Да, Маррити ненавидел Дафну – ту, которую знал лучше всех, ту, какой она стала после 1987 года, ту, что переехала его машиной, но готов ли он обречь ее на… на то, чтобы она никогда не существовала? Чтобы никто ее не помнил? Заслужила ли такое девочка, которую он видел сегодня утром на заднем крыльце Грамотейки?
И даже если Люси, ее мать, умерла, он и ее лишил бы Дафны. Оборвавшаяся жизнь Люси вдруг окажется бездетной – без этой маленькой девочки.
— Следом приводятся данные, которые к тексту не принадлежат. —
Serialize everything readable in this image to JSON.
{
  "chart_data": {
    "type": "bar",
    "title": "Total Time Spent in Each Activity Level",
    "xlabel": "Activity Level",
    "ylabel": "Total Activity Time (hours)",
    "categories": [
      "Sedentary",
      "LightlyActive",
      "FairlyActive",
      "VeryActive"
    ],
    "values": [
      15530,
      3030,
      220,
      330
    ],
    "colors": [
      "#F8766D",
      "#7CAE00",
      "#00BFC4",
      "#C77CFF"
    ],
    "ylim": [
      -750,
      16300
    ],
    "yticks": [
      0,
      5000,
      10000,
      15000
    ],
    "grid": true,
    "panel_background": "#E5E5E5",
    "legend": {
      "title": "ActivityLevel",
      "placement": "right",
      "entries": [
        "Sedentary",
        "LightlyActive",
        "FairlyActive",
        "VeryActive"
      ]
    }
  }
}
Что станется с душой Дафны? – подумал он.
И что станется с моей?
– Это рискованно, – заговорил Гольц, полуприкрыв глаза и обращаясь, по-видимому, к самому себе. – Даже с двенадцатилеткой, которая почти ничего не успела. По крайней мере эти три дня пройдут по-другому, поскольку она не будет ни в чем участвовать. Рискованно. Но… ох… – он осторожно выдохнул. – Я ранен, Раскасс, скорей всего, мертв, фильм сгорел, Моссад захватил машину – если что и стоило бы переиграть, то вот это.
Рация затрещала.
– Первый, – произнес голос, звучавший на удивление монотонно, без всяких вибраций.
Белое лицо Гольца рывком склонилось к рации, и, хотя взгляд его тут же вновь обратился на дорогу впереди, рука очень медленно потянулась к приемнику.
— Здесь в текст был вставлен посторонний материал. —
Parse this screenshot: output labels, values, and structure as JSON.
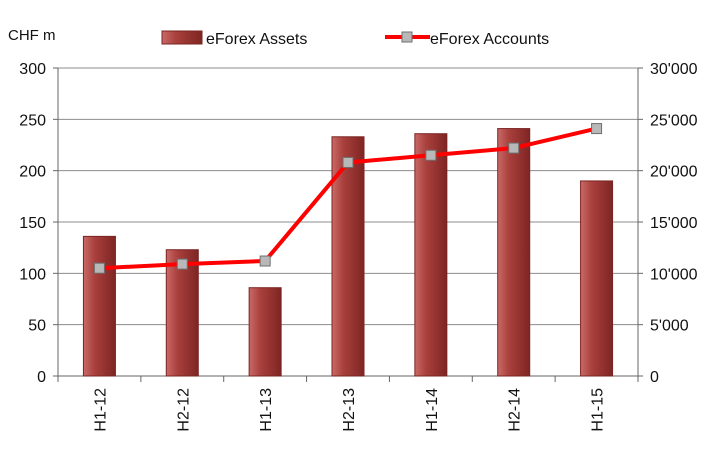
{
  "chart_data": {
    "type": "bar+line",
    "y_unit_label": "CHF m",
    "categories": [
      "H1-12",
      "H2-12",
      "H1-13",
      "H2-13",
      "H1-14",
      "H2-14",
      "H1-15"
    ],
    "series": [
      {
        "name": "eForex Assets",
        "type": "bar",
        "axis": "left",
        "color": "#a43c3a",
        "values": [
          136,
          123,
          86,
          233,
          236,
          241,
          190
        ]
      },
      {
        "name": "eForex Accounts",
        "type": "line",
        "axis": "right",
        "color": "#ff0000",
        "marker_color": "#b8b8b8",
        "values": [
          10500,
          10900,
          11200,
          20800,
          21500,
          22200,
          24100
        ]
      }
    ],
    "y_left": {
      "lim": [
        0,
        300
      ],
      "ticks": [
        "0",
        "50",
        "100",
        "150",
        "200",
        "250",
        "300"
      ]
    },
    "y_right": {
      "lim": [
        0,
        30000
      ],
      "ticks": [
        "0",
        "5'000",
        "10'000",
        "15'000",
        "20'000",
        "25'000",
        "30'000"
      ]
    },
    "grid": true,
    "legend": "top-center"
  }
}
Наконец он снял его с крючка.
– Второй.
– Возвращайся сюда, к автобусу, – произнес синтезированный голос Раскасса. – Нам нужно заполучить… прямо сейчас девочку Дафну, а сделать это можно только здесь, – голос зазвучал громче, словно повернули тумблер громкости: – И ленточку от шляпы захвати. Не потеряй! И еще привези сюда Шарлотту. И… маленький мамин помощник[12]… давай скорее!
Гольц недовольно склонился вперед и изменил настройку частоты, но руку с тумблера не убирал.
– Шарлотту забрать не смогу, забери ее сам. Я ранен, мне нужен врач, сочувствие дьяволу!
Он снова переключил частоту и откинулся назад, осторожно прочищая горло.
Машина двигалась со скоростью не больше пяти миль в час.
– Сними ленту, – сказал плоский голос по рации.
– Я веду машину. Не могу…
– Сними. Или пусть ее снимет старик, если ты не можешь.
– Бога ради! – Гольц запустил руку за ухо, сдернул черную ленточку, она щелкнула, расстегнувшись. Гольц бросил ленту на заднее сиденье.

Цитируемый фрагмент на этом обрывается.